Shades of the 3/5ths compromise - or Sharia law concerning womens' ability to testify - In Faculty World, adjuncts are less than a person, and TU promptly and completely demonstrated this.


     This is the real point. Adjuncts do the exact same job as faculty, and yet count for less, in much the same way that a slave is considered sub-human. These people really need to be treated with some measure of respect and decency, especially as regards to education.

      If administration can control an Art professor’s behavior to the point that a single word is in their power, what can they NOT do?

       Many of the comments are very good, but one hits everything right on:
Certainly has a chilling effect on using historical literature that uses politically incorrect, currently frowned on language.

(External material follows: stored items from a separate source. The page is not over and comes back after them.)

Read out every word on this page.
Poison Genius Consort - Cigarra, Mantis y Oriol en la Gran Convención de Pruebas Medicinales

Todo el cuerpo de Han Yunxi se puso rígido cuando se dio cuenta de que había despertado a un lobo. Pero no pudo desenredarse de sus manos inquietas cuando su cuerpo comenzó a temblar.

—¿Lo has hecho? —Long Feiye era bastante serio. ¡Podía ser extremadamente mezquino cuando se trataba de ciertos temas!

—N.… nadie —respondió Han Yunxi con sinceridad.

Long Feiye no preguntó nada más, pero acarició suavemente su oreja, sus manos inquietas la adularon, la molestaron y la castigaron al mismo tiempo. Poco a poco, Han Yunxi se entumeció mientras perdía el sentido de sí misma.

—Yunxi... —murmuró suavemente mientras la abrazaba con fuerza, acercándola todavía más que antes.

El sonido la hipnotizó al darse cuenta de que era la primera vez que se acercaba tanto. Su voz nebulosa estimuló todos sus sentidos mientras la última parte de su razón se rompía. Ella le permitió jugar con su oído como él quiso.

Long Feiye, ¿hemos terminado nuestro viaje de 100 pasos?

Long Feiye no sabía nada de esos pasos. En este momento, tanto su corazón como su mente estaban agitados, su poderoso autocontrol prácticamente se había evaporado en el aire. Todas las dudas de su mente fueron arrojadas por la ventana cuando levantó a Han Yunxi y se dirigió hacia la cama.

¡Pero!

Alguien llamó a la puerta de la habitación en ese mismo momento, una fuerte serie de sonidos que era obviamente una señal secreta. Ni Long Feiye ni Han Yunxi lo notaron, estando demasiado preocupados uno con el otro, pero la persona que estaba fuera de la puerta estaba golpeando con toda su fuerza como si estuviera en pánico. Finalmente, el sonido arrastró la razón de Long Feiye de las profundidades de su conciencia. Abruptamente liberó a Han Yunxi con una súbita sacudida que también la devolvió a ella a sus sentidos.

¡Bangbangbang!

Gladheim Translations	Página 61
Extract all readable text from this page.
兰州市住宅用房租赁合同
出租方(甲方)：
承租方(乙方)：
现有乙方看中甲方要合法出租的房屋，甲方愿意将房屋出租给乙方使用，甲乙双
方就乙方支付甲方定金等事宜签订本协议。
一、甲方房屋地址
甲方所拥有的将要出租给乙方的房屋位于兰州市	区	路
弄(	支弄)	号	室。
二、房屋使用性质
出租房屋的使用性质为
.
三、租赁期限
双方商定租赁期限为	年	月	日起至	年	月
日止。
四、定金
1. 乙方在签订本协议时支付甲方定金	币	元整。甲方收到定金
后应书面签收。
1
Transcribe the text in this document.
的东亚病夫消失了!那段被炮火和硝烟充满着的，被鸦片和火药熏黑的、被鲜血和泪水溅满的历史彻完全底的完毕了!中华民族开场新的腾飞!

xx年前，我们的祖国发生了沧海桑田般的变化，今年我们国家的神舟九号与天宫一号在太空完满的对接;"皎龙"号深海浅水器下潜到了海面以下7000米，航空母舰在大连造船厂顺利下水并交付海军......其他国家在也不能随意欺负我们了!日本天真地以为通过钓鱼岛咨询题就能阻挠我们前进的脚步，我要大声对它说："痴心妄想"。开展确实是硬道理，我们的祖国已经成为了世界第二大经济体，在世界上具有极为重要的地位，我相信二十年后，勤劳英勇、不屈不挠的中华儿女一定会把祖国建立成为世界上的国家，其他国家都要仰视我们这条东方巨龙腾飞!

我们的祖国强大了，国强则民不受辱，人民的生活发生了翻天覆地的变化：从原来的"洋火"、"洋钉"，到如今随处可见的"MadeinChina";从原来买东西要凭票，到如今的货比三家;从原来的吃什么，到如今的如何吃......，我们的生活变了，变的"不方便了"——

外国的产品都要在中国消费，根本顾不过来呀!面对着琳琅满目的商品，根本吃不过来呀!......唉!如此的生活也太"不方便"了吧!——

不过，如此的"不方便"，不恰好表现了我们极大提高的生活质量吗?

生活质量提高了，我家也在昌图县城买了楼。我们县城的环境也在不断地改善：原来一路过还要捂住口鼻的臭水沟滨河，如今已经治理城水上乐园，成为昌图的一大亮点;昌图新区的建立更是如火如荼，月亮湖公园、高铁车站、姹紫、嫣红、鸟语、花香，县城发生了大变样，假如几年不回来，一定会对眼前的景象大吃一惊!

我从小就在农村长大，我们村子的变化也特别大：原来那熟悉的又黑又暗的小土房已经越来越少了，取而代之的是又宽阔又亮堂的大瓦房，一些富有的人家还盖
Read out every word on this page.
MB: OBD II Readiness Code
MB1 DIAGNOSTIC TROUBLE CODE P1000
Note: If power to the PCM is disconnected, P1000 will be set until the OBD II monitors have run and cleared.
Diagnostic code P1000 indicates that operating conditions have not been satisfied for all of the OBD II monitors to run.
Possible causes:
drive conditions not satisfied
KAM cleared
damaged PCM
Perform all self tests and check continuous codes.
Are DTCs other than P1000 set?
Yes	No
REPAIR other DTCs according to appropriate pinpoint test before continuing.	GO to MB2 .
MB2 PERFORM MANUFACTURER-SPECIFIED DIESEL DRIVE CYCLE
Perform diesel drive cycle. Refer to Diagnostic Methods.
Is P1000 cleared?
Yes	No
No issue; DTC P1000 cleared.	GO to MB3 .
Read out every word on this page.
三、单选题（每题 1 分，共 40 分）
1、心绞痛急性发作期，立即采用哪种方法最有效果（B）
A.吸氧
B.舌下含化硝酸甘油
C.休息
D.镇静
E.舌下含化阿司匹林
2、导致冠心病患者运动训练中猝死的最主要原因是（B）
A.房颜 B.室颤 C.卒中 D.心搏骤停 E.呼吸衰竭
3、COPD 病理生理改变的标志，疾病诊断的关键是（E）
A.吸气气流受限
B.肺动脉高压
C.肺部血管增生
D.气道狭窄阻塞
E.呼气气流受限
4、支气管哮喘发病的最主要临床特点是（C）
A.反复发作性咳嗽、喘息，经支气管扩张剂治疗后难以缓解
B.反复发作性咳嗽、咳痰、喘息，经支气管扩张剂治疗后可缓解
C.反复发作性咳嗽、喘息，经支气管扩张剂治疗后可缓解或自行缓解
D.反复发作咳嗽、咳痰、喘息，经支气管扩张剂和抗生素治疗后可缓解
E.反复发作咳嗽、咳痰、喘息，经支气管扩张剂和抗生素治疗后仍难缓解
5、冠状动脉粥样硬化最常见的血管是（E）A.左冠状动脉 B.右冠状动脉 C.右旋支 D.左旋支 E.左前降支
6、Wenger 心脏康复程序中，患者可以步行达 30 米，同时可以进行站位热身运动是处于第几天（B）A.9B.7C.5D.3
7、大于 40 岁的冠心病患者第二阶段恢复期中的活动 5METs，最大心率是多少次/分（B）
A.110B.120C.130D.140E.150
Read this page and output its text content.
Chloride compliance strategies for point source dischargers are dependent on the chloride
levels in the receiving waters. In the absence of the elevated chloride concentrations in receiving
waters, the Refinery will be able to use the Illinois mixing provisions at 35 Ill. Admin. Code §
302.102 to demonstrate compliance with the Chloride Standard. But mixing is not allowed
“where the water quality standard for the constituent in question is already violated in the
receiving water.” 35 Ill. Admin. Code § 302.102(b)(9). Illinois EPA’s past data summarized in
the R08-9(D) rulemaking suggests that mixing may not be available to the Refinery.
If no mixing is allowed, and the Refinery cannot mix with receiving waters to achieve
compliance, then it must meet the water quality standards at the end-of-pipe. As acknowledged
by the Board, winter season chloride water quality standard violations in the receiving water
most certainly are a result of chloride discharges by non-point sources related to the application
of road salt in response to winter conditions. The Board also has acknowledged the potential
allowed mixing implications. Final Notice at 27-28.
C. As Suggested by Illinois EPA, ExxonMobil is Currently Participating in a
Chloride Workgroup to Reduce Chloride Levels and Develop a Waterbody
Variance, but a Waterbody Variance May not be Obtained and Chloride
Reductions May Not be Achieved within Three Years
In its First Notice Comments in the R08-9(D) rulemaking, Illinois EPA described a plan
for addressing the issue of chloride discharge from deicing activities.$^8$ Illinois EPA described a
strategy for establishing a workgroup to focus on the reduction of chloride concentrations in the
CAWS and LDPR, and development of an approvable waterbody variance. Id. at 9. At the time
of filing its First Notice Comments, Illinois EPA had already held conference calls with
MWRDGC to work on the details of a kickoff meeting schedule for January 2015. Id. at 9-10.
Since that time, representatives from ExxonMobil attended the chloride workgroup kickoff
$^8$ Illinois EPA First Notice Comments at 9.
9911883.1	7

     This is critical: before administration got to the point that they were able to control every word spoken in a classroom, they first got control of everything else. Honest, the reason why so many college classes have no requirements (no tests, assignments, papers, or whatever) is BECAUSE administration wants it that way. Whole books have “discovered” the first half of the previous sentence, but nobody besides me has dared to provide the “because”…maybe because it’s obvious? I don’t know.

The chill is greater for the more marginally employed, i.e., adjuncts. So if a large percentage of students are taught by faculty who are self-censoring and gagged, not just with the n-word but probably with other words as well, then the "free" marketplace of ideas is the worse for it. 


     And, again, the reason why adjuncts now teach the majority of college courses is BECAUSE they have no rights, BECAUSE administration can completely control them, BECAUSE they’re in no position to complain when admin tells them “pass 100% of your students, or be fired.”

What's sadder is that students are part of the gag-squad. If they don't like what they hear, then they'll tattle. How could an adjunct have any authority to teach, and hold students to standards, in such an environment? 


      It is sad, but predictable, that students have formed part of the gag squad. In much the same way that administrators allow students that are caught cheating to punish their teachers, admin just think it’s best to have the students report on what goes on in the classroom.

What next? Some words are verboten, and then thoughts, attitudes, reading lists, ideas, criticisms? Without a strong culture of academic freedom (there was a legitimate context and point for Zaruba's use of the hated word; he was self-describing, not abusing others) there is the real danger that those charged with teaching others--often young adult others--can only engage them in what these students deem safe, happy, appropriate talk.


     Absolutely, part of what is going on here is the “student as customer” insanity that has consumed a big part of higher education. Much like an unhappy McDonald’s customer can get the cashier fired, so too can an unhappy student get a teacher fired.

      But the fact still remains: an adjunct accurately described his position at the institution, and was fired for it. A number of commenters said they wouldn’t be sending their kids to this institution, but the gentle reader needs to understand: most college courses are taught by adjuncts, what happened to this particular adjunct at this particular school is representative of what is happening at most every institution of higher education in this country.